In a recent post,  I took a swing at the problem of using the rhetoric of critical thinking without actually employing it ourselves in higher education.  So, let me try to explain a little more of what I mean by critical thinking.  It’s a complex concept, so I’ll try just one piece.

Critical thinking starts with self-awareness.  It entails the intellectual virtue of humility, a virtue not easily won.  To think well, one must practice noticing the contours of one’s perspective. It means thinking about the way we think.  It means asking ourselves (and being open to others asking us) what biases and assumptions are already at work as soon as we start the act of thinking.  Recognizing our biases and background beliefs and exposing them for evaluation is fundamental to critical thinking.  This is what I mean by self-awareness.

An exceedingly important example has to do with recognizing our own social location in the ways we read the Bible.  The reader admits to being situated in a particular place, time, culture and language.  Race, gender, educational level and socio-economic status influence how we read.  There is no neutral ground, no way of reading the Bible without bias.  The Bible, likewise, is situated in a similar way.

This kind of self-awareness is liberating, not limiting.  (It has nothing to do with one’s commitment to biblical authority.)  I will get far more out of reading the Bible if I pay attention to how my context affects the way I read.  If I am aware of my assumptions, I can practice avoiding the automatic, default conclusions, thereby learning to let the text speak more on its own terms.  This is the liberating effect that self-awareness can bring.
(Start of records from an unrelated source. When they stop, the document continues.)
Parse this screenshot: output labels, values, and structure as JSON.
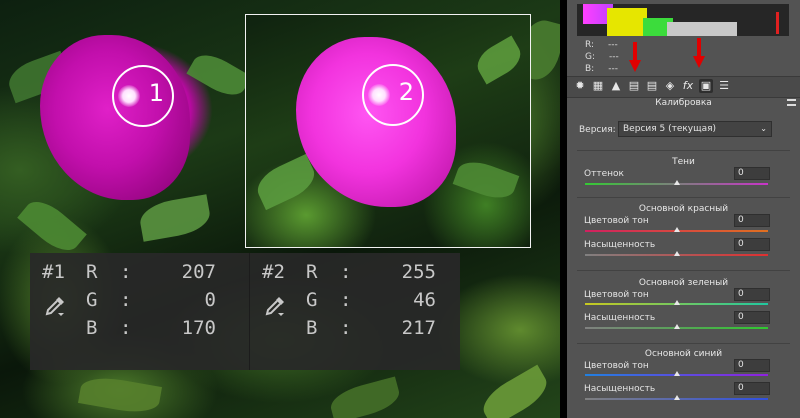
{
  "samples": [
    {
      "id": "#1",
      "channels": [
        {
          "ch": "R",
          "val": "207"
        },
        {
          "ch": "G",
          "val": "0"
        },
        {
          "ch": "B",
          "val": "170"
        }
      ]
    },
    {
      "id": "#2",
      "channels": [
        {
          "ch": "R",
          "val": "255"
        },
        {
          "ch": "G",
          "val": "46"
        },
        {
          "ch": "B",
          "val": "217"
        }
      ]
    }
  ],
  "markers": [
    "1",
    "2"
  ],
  "colon": ":",
  "panel": {
    "readout": [
      {
        "ch": "R:",
        "val": "---"
      },
      {
        "ch": "G:",
        "val": "---"
      },
      {
        "ch": "B:",
        "val": "---"
      }
    ],
    "tools": [
      "aperture-icon",
      "grid-icon",
      "triangle-icon",
      "split-icon",
      "tone-icon",
      "lens-icon",
      "fx",
      "calibration-icon",
      "presets-icon"
    ],
    "tool_fx": "fx",
    "section_title": "Калибровка",
    "version_label": "Версия:",
    "version_value": "Версия 5 (текущая)",
    "groups": [
      {
        "title": "Тени",
        "sliders": [
          {
            "label": "Оттенок",
            "value": "0",
            "track": [
              "#34c934",
              "#c934c9"
            ]
          }
        ]
      },
      {
        "title": "Основной красный",
        "sliders": [
          {
            "label": "Цветовой тон",
            "value": "0",
            "track": [
              "#d02060",
              "#e07020"
            ]
          },
          {
            "label": "Насыщенность",
            "value": "0",
            "track": [
              "#808080",
              "#e03030"
            ]
          }
        ]
      },
      {
        "title": "Основной зеленый",
        "sliders": [
          {
            "label": "Цветовой тон",
            "value": "0",
            "track": [
              "#c8c820",
              "#20c8a0"
            ]
          },
          {
            "label": "Насыщенность",
            "value": "0",
            "track": [
              "#808080",
              "#30c830"
            ]
          }
        ]
      },
      {
        "title": "Основной синий",
        "sliders": [
          {
            "label": "Цветовой тон",
            "value": "0",
            "track": [
              "#2080e0",
              "#9020e0"
            ]
          },
          {
            "label": "Насыщенность",
            "value": "0",
            "track": [
              "#808080",
              "#3050e0"
            ]
          }
        ]
      }
    ]
  },
  "colors": {
    "annotation_arrow": "#e00000",
    "panel_bg": "#535353",
    "info_bg": "#282828"
  }
}
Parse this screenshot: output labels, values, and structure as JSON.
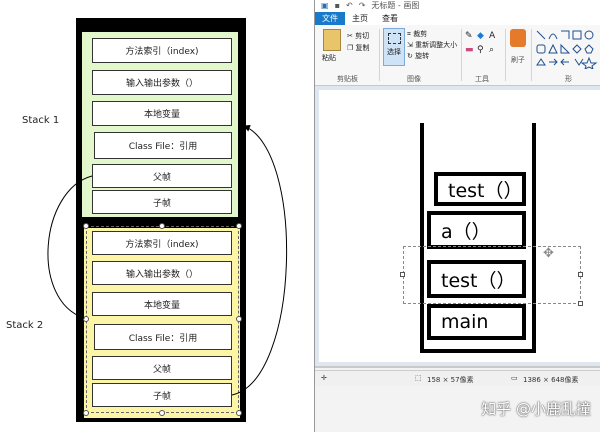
{
  "diagram": {
    "stack1_label": "Stack 1",
    "stack2_label": "Stack 2",
    "stack1_frames": [
      "方法索引（index)",
      "输入输出参数（）",
      "本地变量",
      "Class File：引用",
      "父帧",
      "子帧"
    ],
    "stack2_frames": [
      "方法索引（index)",
      "输入输出参数（）",
      "本地变量",
      "Class File：引用",
      "父帧",
      "子帧"
    ],
    "colors": {
      "stack1_fill": "#e2f7cc",
      "stack2_fill": "#fdf5a6",
      "border": "#000000"
    }
  },
  "paint": {
    "title_text": "无标题 - 画图",
    "tabs": [
      "文件",
      "主页",
      "查看"
    ],
    "active_tab": "文件",
    "clipboard": {
      "paste": "粘贴",
      "cut": "剪切",
      "copy": "复制",
      "label": "剪贴板"
    },
    "image": {
      "select": "选择",
      "crop": "裁剪",
      "resize": "重新调整大小",
      "rotate": "旋转",
      "label": "图像"
    },
    "tools": {
      "label": "工具"
    },
    "brushes": {
      "label": "刷子"
    },
    "shapes": {
      "label": "形"
    },
    "canvas_frames": [
      "test（）",
      "a（）",
      "test（）",
      "main"
    ],
    "status": {
      "selection_size": "158 × 57像素",
      "canvas_size": "1386 × 648像素"
    },
    "watermark": "知乎 @小鹿乱撞",
    "colors": {
      "accent": "#1979ca"
    }
  }
}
On this topic (of Bible reading) the easy target for people inside the academy is “literalism.”  We regularly lament how it distorts people’s understanding and, with no little indignation, verbally shake our fingers at literalists.  We accuse them of not being appropriately self-aware, of not paying attention to social location; in short, of not thinking critically.

But, as the old childhood admonition goes, pointing a finger at someone else turns three back at us.  We in the academy can be guilty of simplistic readings ourselves, using the very tools we believe so powerfully illuminate.  I have read too many scholarly articles to count, in which the author identifies herself or himself by virtue of this social location paradigm.  Let me illustrate: I am a white, male, middle class, well-educated, married heterosexual, academic, from the rural high plains are of the United States.

The problem, I hasten to say, is not the description of social location, which, to the good, gives you (and me) the opportunity to assess how it might influence my perspectives on any given topic.  The problem, rather, is that we’ve come to think that simply by describing our social location, we have proven that  we are self-aware, as if the mere naming of a handful of socio-economic categories proves our scholarly legitimacy.  it can easily serve as an academic shibboleth.

I have to admit, I have begun to worry more about this latter problem than I do about the literalists.  We academicians are supposed to be the self-aware critical thinkers.  It’s part of our job.  But, because we have grown so confident in how we use the tools of our trade, we often sound self-congratulatory and complacent.  We can make astute-sounding references to critical thinking while displaying a shocking lack of it ourselves.  We should not miss the irony.